Brytyjscy specjaliści z Great Ormond Street Hospital zastosowali rewolucyjną terapię z wykorzystaniem nowej edycji genomu, dzięki której udało się wyleczyć dziewczynkę z oporną na leczenie ostrą białaczką limfoblastyczną. 13-letnia Alyssa była pierwszą pacjentką, którą poddano tej terapii.
Zabieg został przeprowadzony pół roku temu, jednak dopiero teraz, jak podaje BBC, po upewnieniu się, że z pacjentką wszystko jest w porządku, nagłośniono tę informację. Aktualnie nie stwierdzono nawrotu choroby nowotworowej. W organizmie dziecka nie ma wykrywalnych komórek nowotworowych.
Jedyną szansą dla dziewczynki była nowatorska terapia
Rewolucyjną metodę zastosowano u 13-letniej Alyssy z Leicester w Wielkiej Brytanii. W 2021 r. u dziecka zdiagnozowano białaczkę limfoblastyczną z komórek T (limfocytów typu T).

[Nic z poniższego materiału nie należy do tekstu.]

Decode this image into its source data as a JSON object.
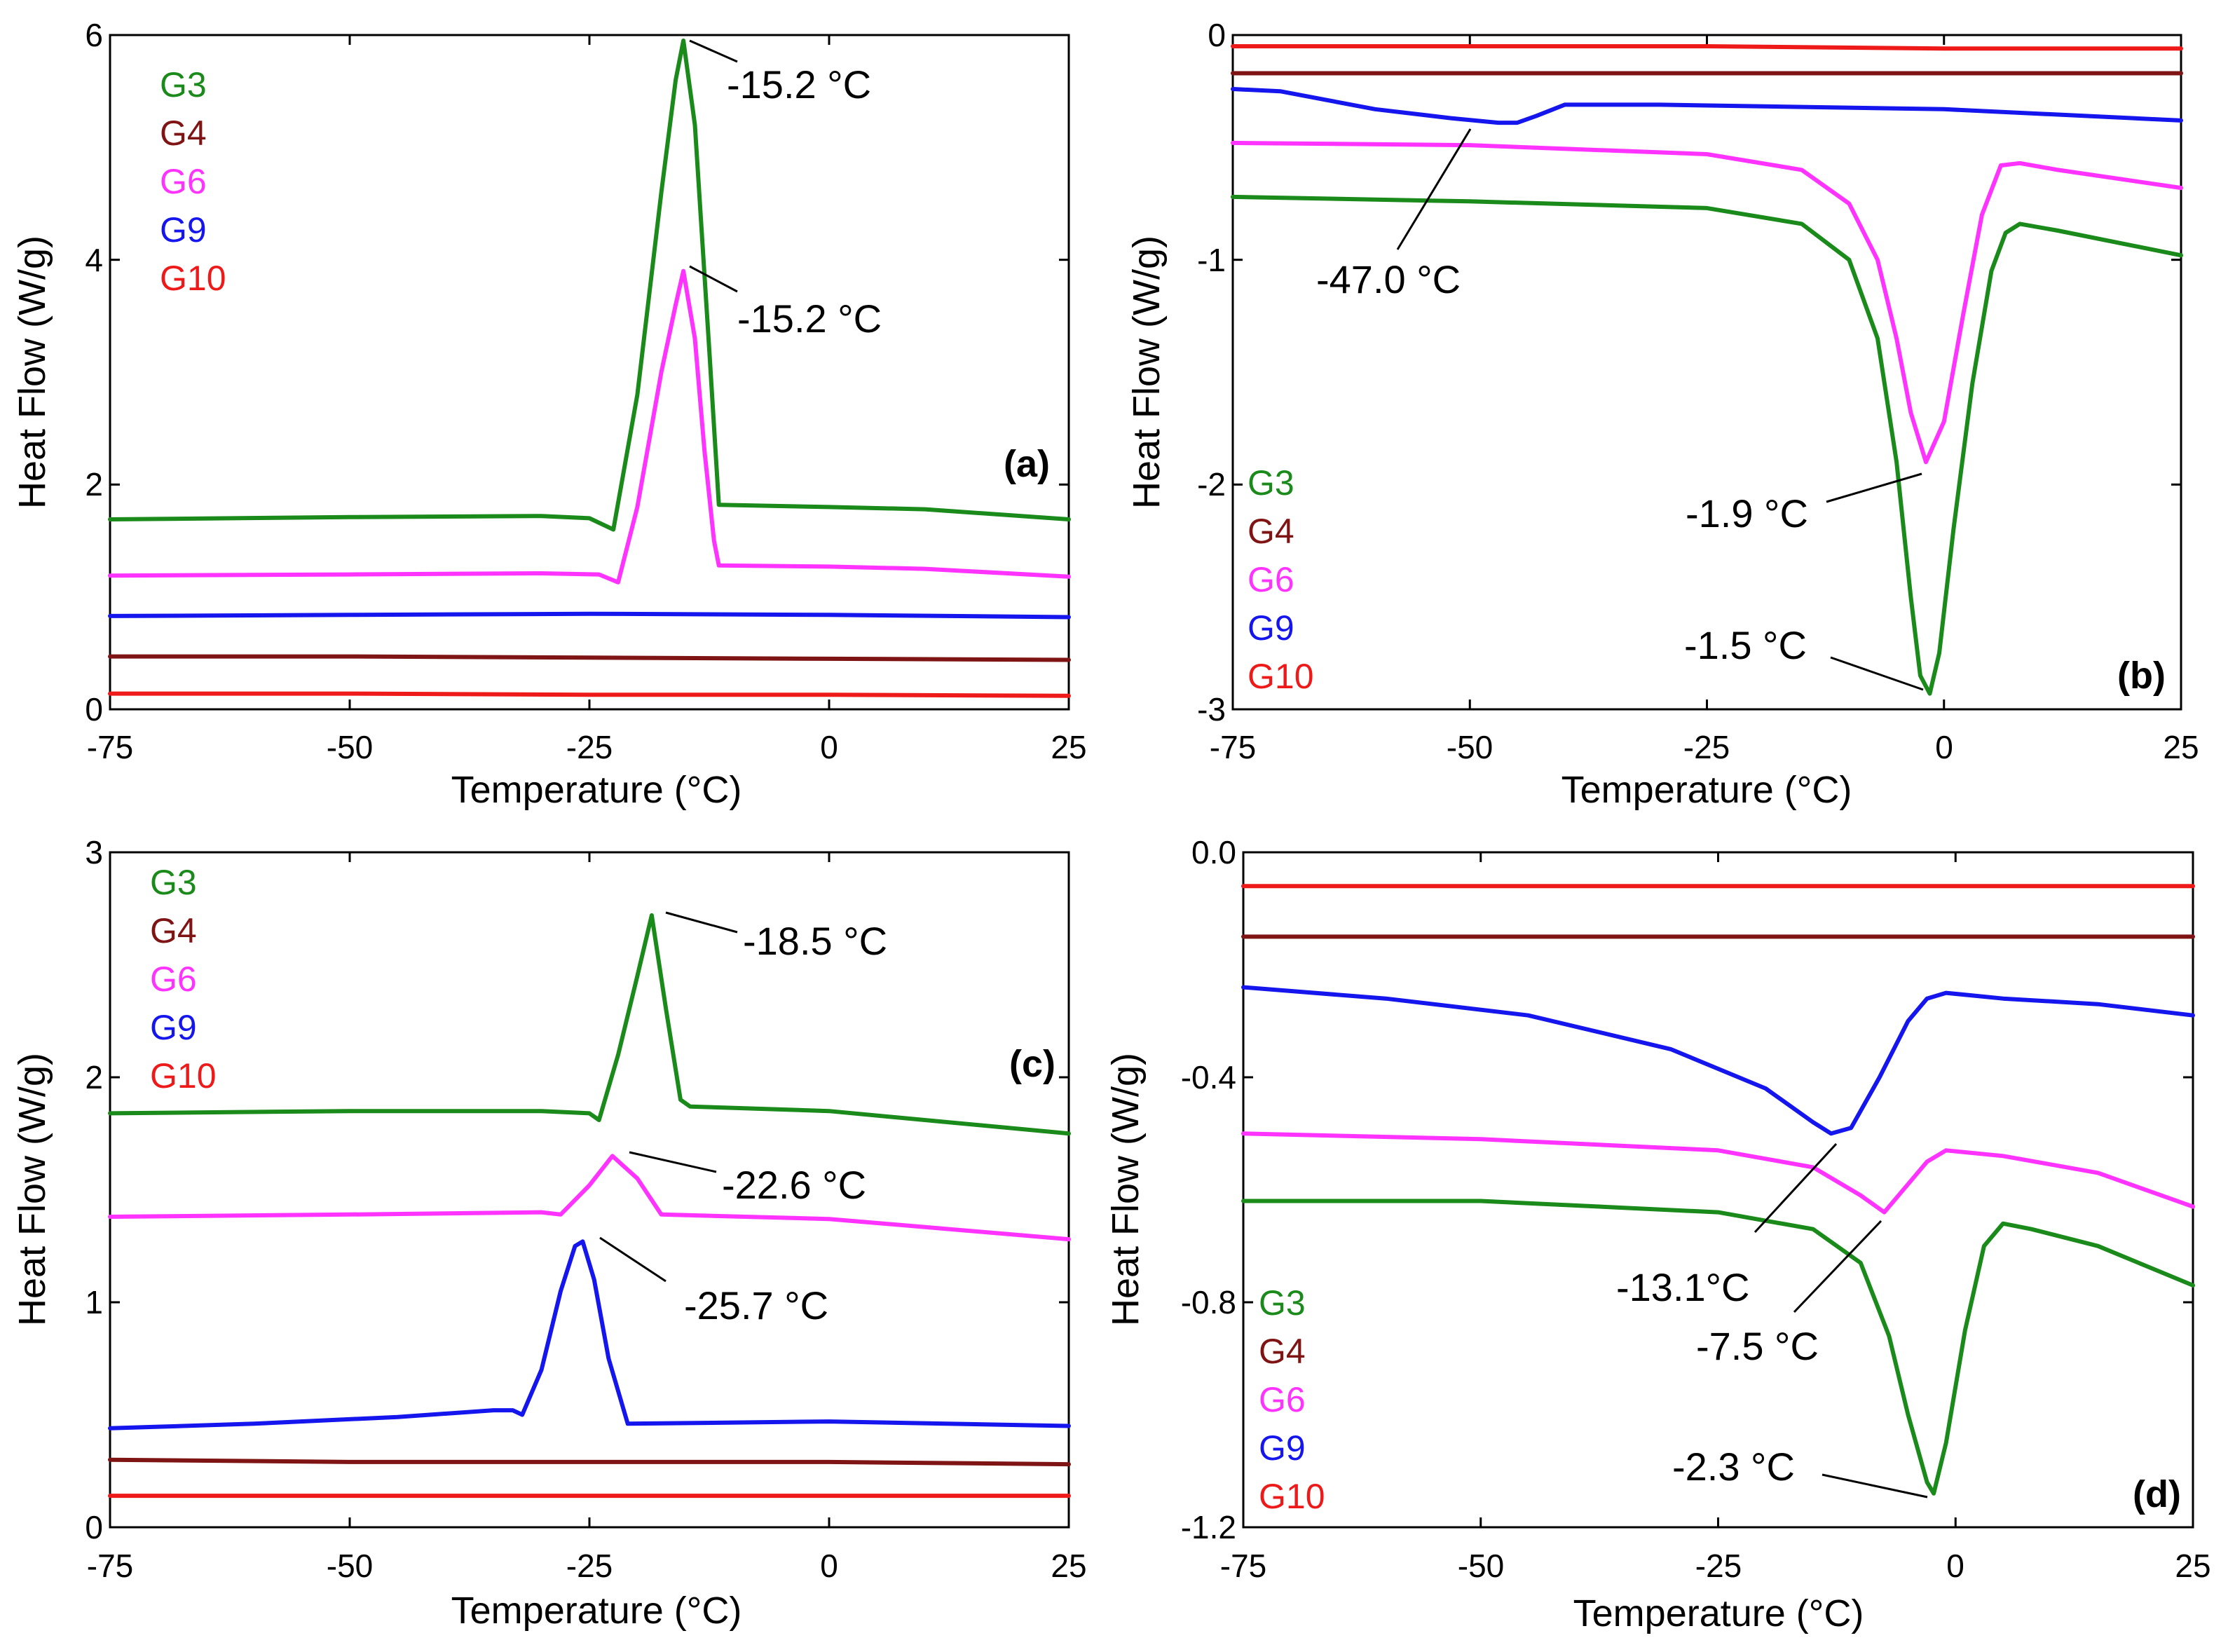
{
  "colors": {
    "G3": "#1a8a1a",
    "G4": "#7f1414",
    "G6": "#ff33ff",
    "G9": "#1515ee",
    "G10": "#ee1a1a",
    "axis": "#000000",
    "text": "#000000"
  },
  "chart_data": [
    {
      "panel": "(a)",
      "type": "line",
      "xlabel": "Temperature (°C)",
      "ylabel": "Heat Flow (W/g)",
      "xlim": [
        -75,
        25
      ],
      "ylim": [
        0,
        6
      ],
      "xticks": [
        -75,
        -50,
        -25,
        0,
        25
      ],
      "yticks": [
        0,
        2,
        4,
        6
      ],
      "ytick_labels": [
        "0",
        "2",
        "4",
        "6"
      ],
      "legend_position": "top-left",
      "series": [
        {
          "name": "G3",
          "x": [
            -75,
            -50,
            -30,
            -25,
            -22.5,
            -20,
            -17.5,
            -16,
            -15.2,
            -14,
            -12.5,
            -11.5,
            0,
            10,
            25
          ],
          "y": [
            1.69,
            1.71,
            1.72,
            1.7,
            1.6,
            2.8,
            4.6,
            5.6,
            5.95,
            5.2,
            3.2,
            1.82,
            1.8,
            1.78,
            1.69
          ]
        },
        {
          "name": "G4",
          "x": [
            -75,
            -50,
            -25,
            0,
            25
          ],
          "y": [
            0.47,
            0.47,
            0.46,
            0.45,
            0.44
          ]
        },
        {
          "name": "G6",
          "x": [
            -75,
            -50,
            -30,
            -24,
            -22,
            -20,
            -17.5,
            -16,
            -15.2,
            -14,
            -13,
            -12,
            -11.5,
            0,
            10,
            25
          ],
          "y": [
            1.19,
            1.2,
            1.21,
            1.2,
            1.13,
            1.8,
            3.0,
            3.6,
            3.9,
            3.3,
            2.3,
            1.5,
            1.28,
            1.27,
            1.25,
            1.18
          ]
        },
        {
          "name": "G9",
          "x": [
            -75,
            -50,
            -25,
            0,
            25
          ],
          "y": [
            0.83,
            0.84,
            0.85,
            0.84,
            0.82
          ]
        },
        {
          "name": "G10",
          "x": [
            -75,
            -50,
            -25,
            0,
            25
          ],
          "y": [
            0.14,
            0.14,
            0.13,
            0.13,
            0.12
          ]
        }
      ],
      "annotations": [
        {
          "text": "-15.2 °C",
          "x": -15.2,
          "y": 5.95
        },
        {
          "text": "-15.2 °C",
          "x": -15.2,
          "y": 3.9
        }
      ]
    },
    {
      "panel": "(b)",
      "type": "line",
      "xlabel": "Temperature (°C)",
      "ylabel": "Heat Flow (W/g)",
      "xlim": [
        -75,
        25
      ],
      "ylim": [
        -3,
        0
      ],
      "xticks": [
        -75,
        -50,
        -25,
        0,
        25
      ],
      "yticks": [
        -3,
        -2,
        -1,
        0
      ],
      "ytick_labels": [
        "-3",
        "-2",
        "-1",
        "0"
      ],
      "legend_position": "bottom-left",
      "series": [
        {
          "name": "G3",
          "x": [
            -75,
            -50,
            -25,
            -15,
            -10,
            -7,
            -5,
            -3.5,
            -2.5,
            -1.5,
            -0.5,
            1,
            3,
            5,
            6.5,
            8,
            12,
            25
          ],
          "y": [
            -0.72,
            -0.74,
            -0.77,
            -0.84,
            -1.0,
            -1.35,
            -1.9,
            -2.5,
            -2.85,
            -2.93,
            -2.75,
            -2.2,
            -1.55,
            -1.05,
            -0.88,
            -0.84,
            -0.87,
            -0.98
          ]
        },
        {
          "name": "G4",
          "x": [
            -75,
            -50,
            -25,
            0,
            25
          ],
          "y": [
            -0.17,
            -0.17,
            -0.17,
            -0.17,
            -0.17
          ]
        },
        {
          "name": "G6",
          "x": [
            -75,
            -50,
            -25,
            -15,
            -10,
            -7,
            -5,
            -3.5,
            -1.9,
            0,
            2,
            4,
            6,
            8,
            12,
            25
          ],
          "y": [
            -0.48,
            -0.49,
            -0.53,
            -0.6,
            -0.75,
            -1.0,
            -1.35,
            -1.68,
            -1.9,
            -1.72,
            -1.25,
            -0.8,
            -0.58,
            -0.57,
            -0.6,
            -0.68
          ]
        },
        {
          "name": "G9",
          "x": [
            -75,
            -70,
            -60,
            -52,
            -47,
            -45,
            -43,
            -40,
            -30,
            0,
            25
          ],
          "y": [
            -0.24,
            -0.25,
            -0.33,
            -0.37,
            -0.39,
            -0.39,
            -0.36,
            -0.31,
            -0.31,
            -0.33,
            -0.38
          ]
        },
        {
          "name": "G10",
          "x": [
            -75,
            -50,
            -25,
            0,
            25
          ],
          "y": [
            -0.05,
            -0.05,
            -0.05,
            -0.06,
            -0.06
          ]
        }
      ],
      "annotations": [
        {
          "text": "-47.0 °C",
          "x": -47.0,
          "y": -0.39
        },
        {
          "text": "-1.9 °C",
          "x": -1.9,
          "y": -1.9
        },
        {
          "text": "-1.5 °C",
          "x": -1.5,
          "y": -2.93
        }
      ]
    },
    {
      "panel": "(c)",
      "type": "line",
      "xlabel": "Temperature (°C)",
      "ylabel": "Heat Flow (W/g)",
      "xlim": [
        -75,
        25
      ],
      "ylim": [
        0,
        3
      ],
      "xticks": [
        -75,
        -50,
        -25,
        0,
        25
      ],
      "yticks": [
        0,
        1,
        2,
        3
      ],
      "ytick_labels": [
        "0",
        "1",
        "2",
        "3"
      ],
      "legend_position": "top-left",
      "series": [
        {
          "name": "G3",
          "x": [
            -75,
            -50,
            -30,
            -25,
            -24,
            -22,
            -20,
            -18.5,
            -17,
            -15.5,
            -14.5,
            0,
            25
          ],
          "y": [
            1.84,
            1.85,
            1.85,
            1.84,
            1.81,
            2.1,
            2.45,
            2.72,
            2.3,
            1.9,
            1.87,
            1.85,
            1.75
          ]
        },
        {
          "name": "G4",
          "x": [
            -75,
            -50,
            -25,
            0,
            25
          ],
          "y": [
            0.3,
            0.29,
            0.29,
            0.29,
            0.28
          ]
        },
        {
          "name": "G6",
          "x": [
            -75,
            -50,
            -30,
            -28,
            -25,
            -22.6,
            -20,
            -17.5,
            0,
            25
          ],
          "y": [
            1.38,
            1.39,
            1.4,
            1.39,
            1.52,
            1.65,
            1.55,
            1.39,
            1.37,
            1.28
          ]
        },
        {
          "name": "G9",
          "x": [
            -75,
            -60,
            -45,
            -35,
            -33,
            -32,
            -30,
            -28,
            -26.5,
            -25.7,
            -24.5,
            -23,
            -21,
            0,
            25
          ],
          "y": [
            0.44,
            0.46,
            0.49,
            0.52,
            0.52,
            0.5,
            0.7,
            1.05,
            1.25,
            1.27,
            1.1,
            0.75,
            0.46,
            0.47,
            0.45
          ]
        },
        {
          "name": "G10",
          "x": [
            -75,
            -50,
            -25,
            0,
            25
          ],
          "y": [
            0.14,
            0.14,
            0.14,
            0.14,
            0.14
          ]
        }
      ],
      "annotations": [
        {
          "text": "-18.5 °C",
          "x": -18.5,
          "y": 2.72
        },
        {
          "text": "-22.6 °C",
          "x": -22.6,
          "y": 1.65
        },
        {
          "text": "-25.7 °C",
          "x": -25.7,
          "y": 1.27
        }
      ]
    },
    {
      "panel": "(d)",
      "type": "line",
      "xlabel": "Temperature (°C)",
      "ylabel": "Heat Flow (W/g)",
      "xlim": [
        -75,
        25
      ],
      "ylim": [
        -1.2,
        0
      ],
      "xticks": [
        -75,
        -50,
        -25,
        0,
        25
      ],
      "yticks": [
        -1.2,
        -0.8,
        -0.4,
        0
      ],
      "ytick_labels": [
        "-1.2",
        "-0.8",
        "-0.4",
        "0.0"
      ],
      "legend_position": "bottom-left",
      "series": [
        {
          "name": "G3",
          "x": [
            -75,
            -50,
            -25,
            -15,
            -10,
            -7,
            -5,
            -3,
            -2.3,
            -1,
            1,
            3,
            5,
            8,
            15,
            25
          ],
          "y": [
            -0.62,
            -0.62,
            -0.64,
            -0.67,
            -0.73,
            -0.86,
            -1.0,
            -1.12,
            -1.14,
            -1.05,
            -0.85,
            -0.7,
            -0.66,
            -0.67,
            -0.7,
            -0.77
          ]
        },
        {
          "name": "G4",
          "x": [
            -75,
            -50,
            -25,
            0,
            25
          ],
          "y": [
            -0.15,
            -0.15,
            -0.15,
            -0.15,
            -0.15
          ]
        },
        {
          "name": "G6",
          "x": [
            -75,
            -50,
            -25,
            -15,
            -10,
            -7.5,
            -5,
            -3,
            -1,
            5,
            15,
            25
          ],
          "y": [
            -0.5,
            -0.51,
            -0.53,
            -0.56,
            -0.61,
            -0.64,
            -0.59,
            -0.55,
            -0.53,
            -0.54,
            -0.57,
            -0.63
          ]
        },
        {
          "name": "G9",
          "x": [
            -75,
            -60,
            -45,
            -30,
            -20,
            -15,
            -13.1,
            -11,
            -8,
            -5,
            -3,
            -1,
            5,
            15,
            25
          ],
          "y": [
            -0.24,
            -0.26,
            -0.29,
            -0.35,
            -0.42,
            -0.48,
            -0.5,
            -0.49,
            -0.4,
            -0.3,
            -0.26,
            -0.25,
            -0.26,
            -0.27,
            -0.29
          ]
        },
        {
          "name": "G10",
          "x": [
            -75,
            -50,
            -25,
            0,
            25
          ],
          "y": [
            -0.06,
            -0.06,
            -0.06,
            -0.06,
            -0.06
          ]
        }
      ],
      "annotations": [
        {
          "text": "-13.1°C",
          "x": -13.1,
          "y": -0.5
        },
        {
          "text": "-7.5 °C",
          "x": -7.5,
          "y": -0.64
        },
        {
          "text": "-2.3 °C",
          "x": -2.3,
          "y": -1.14
        }
      ]
    }
  ]
}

Choroba ta polega na tym, że w szpiku kostnym w sposób niekontrolowany rozmnażają się nieprawidłowe komórki odpornościowe typu T (limfocyty T), jeden z typów tzw. białych krwinek. Schorzenie zwykle atakuje dzieci, a także ludzi młodych, i doprowadza do zaburzeń odporności, niedokrwistości oraz tzw. małopłytkowości.
Alyssę leczono z użyciem chemioterapii oraz przeprowadzono u niej przeszczep szpiku kostnego. Choroba wciąż jednak nawracała. Jedyną szansą na wyleczenie 13-letniej dziewczynki była nowatorska terapia, której nigdy wcześniej nie zastosowano. Opracowano ją dzięki nowej edycji genomu, która pozwala wprowadzać konkretne zmiany w DNA. Nazywa się ją „nożyczkami molekularnymi” lub „nożyczkami genetycznymi”.
Na czym polega nowatorska terapia?
Dotychczas metodę nożyczek molekularnych stosowano w postaci o nazwie Crispr/Cas9 – pozwala ona usuwać patogenne fragmenty DNA, czyli te, które wywołują chorobę. 6 lat temu dr David Liu z Broad Institute w USA zmodyfikował ją na bardziej precyzyjną i umożliwiającą dokonywanie subtelnych zmian w DNA. Dzięki takiej edycji genomu pod nazwą base editing możliwe jest edytowanie w genomie pojedynczych nukleotydów, zawierających jedną z czterech zasad azotowych występujących w DNA. To właśnie ta wyrafinowana technika edycji genomu została wykorzystana przez brytyjskich specjalistów do modyfikowania komórek typu T, które mogłyby zniszczyć komórki nowotworowe u Alyssy.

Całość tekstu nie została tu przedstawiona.